Fast Transients from Magnetic Disks Around Non-Spinning Collapsar Black Holes

TL;DR

This paper uses 3D general relativistic magnetohydrodynamic simulations to explore how magnetic accretion disks around slowly spinning black holes formed in collapsing stars produce energetic outflows and observable transients, potentially explaining features of supernova light curves.

Contribution

It presents the first detailed simulations of magnetic disk-driven outflows from non-spinning black holes in collapsing stars, linking these outflows to observable supernova signatures.

Findings

Magnetically arrested disks drive energetic outflows exceeding $10^{52}$ erg.

Outflows unbind the star, limiting black hole mass to about 4 solar masses.
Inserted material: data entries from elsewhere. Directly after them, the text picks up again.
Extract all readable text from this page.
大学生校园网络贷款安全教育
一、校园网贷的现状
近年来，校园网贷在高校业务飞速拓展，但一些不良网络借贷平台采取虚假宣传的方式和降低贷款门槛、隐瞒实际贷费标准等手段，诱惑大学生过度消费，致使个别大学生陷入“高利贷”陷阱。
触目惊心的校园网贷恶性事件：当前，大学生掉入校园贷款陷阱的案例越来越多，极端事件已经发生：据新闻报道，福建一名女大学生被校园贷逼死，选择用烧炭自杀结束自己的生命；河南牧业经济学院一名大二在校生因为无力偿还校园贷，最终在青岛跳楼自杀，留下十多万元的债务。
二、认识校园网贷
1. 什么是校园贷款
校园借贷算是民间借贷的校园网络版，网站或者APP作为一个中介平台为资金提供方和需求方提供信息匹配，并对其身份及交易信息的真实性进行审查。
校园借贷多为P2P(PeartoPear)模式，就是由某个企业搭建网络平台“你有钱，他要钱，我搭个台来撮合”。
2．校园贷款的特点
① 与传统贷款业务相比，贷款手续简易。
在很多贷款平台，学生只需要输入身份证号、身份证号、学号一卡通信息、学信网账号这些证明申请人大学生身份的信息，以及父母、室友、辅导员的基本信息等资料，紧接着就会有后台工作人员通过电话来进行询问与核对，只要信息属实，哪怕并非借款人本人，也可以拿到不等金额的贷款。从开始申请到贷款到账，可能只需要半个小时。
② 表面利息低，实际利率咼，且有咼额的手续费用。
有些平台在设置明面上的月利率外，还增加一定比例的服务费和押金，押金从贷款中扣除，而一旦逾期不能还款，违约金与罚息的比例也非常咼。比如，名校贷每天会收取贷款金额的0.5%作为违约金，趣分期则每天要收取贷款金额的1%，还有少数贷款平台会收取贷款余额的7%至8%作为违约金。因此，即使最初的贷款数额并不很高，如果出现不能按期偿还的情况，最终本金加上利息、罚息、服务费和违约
Predicted bright ultraviolet and optical signals lasting several days.

Abstract

Most black holes (BHs) formed in collapsing stars have low spin, though some are expected to acquire a magnetic accretion disk during the collapse. While such BH disks can launch magnetically driven winds, their physics and observational signatures have remained unexplored. We present global 3D general relativistic magnetohydrodynamic simulations of collapsing stars that form slowly spinning BHs with accretion disks. As the disk transitions to a magnetically arrested state, it drives mildly relativistic, wobbling, collimated magnetic outflows through two mechanisms: steady outflows along vertical magnetic field lines (''Blandford-Payne jets'') and magnetic flux eruptions. With an isotropic-equivalent energy of $E_{\rm iso}\approx10^{52}\,{\rm erg}$, exceeding that of relativistic jets from BHs with spin $a\lesssim 0.25$, the disk outflows unbind the star, ultimately capping the final BH mass at $ M_{\rm BH} \approx 4\,M_\odot$. Once the outflows emerge from the star, they produce mildly relativistic shock breakout, cooling, and $^{56}{\rm Ni}$-decay emission. Our cooling emission estimates suggest a bright near-ultraviolet and optical signal at absolute magnitude $M_{\rm AB}\approx-16$ lasting for several days. This indicates that disk winds could be responsible for the first peak in the double-peaked light curves observed in Type Ib/c supernovae (SNe) or power another class of transients. The detection rate in the upcoming Rubin Observatory and ULTRASAT/UVEX will enable us to differentiate between competing models for the origin of the first SN peak and provide constraints on the physics and formation rate of accretion disks in core-collapse SNe.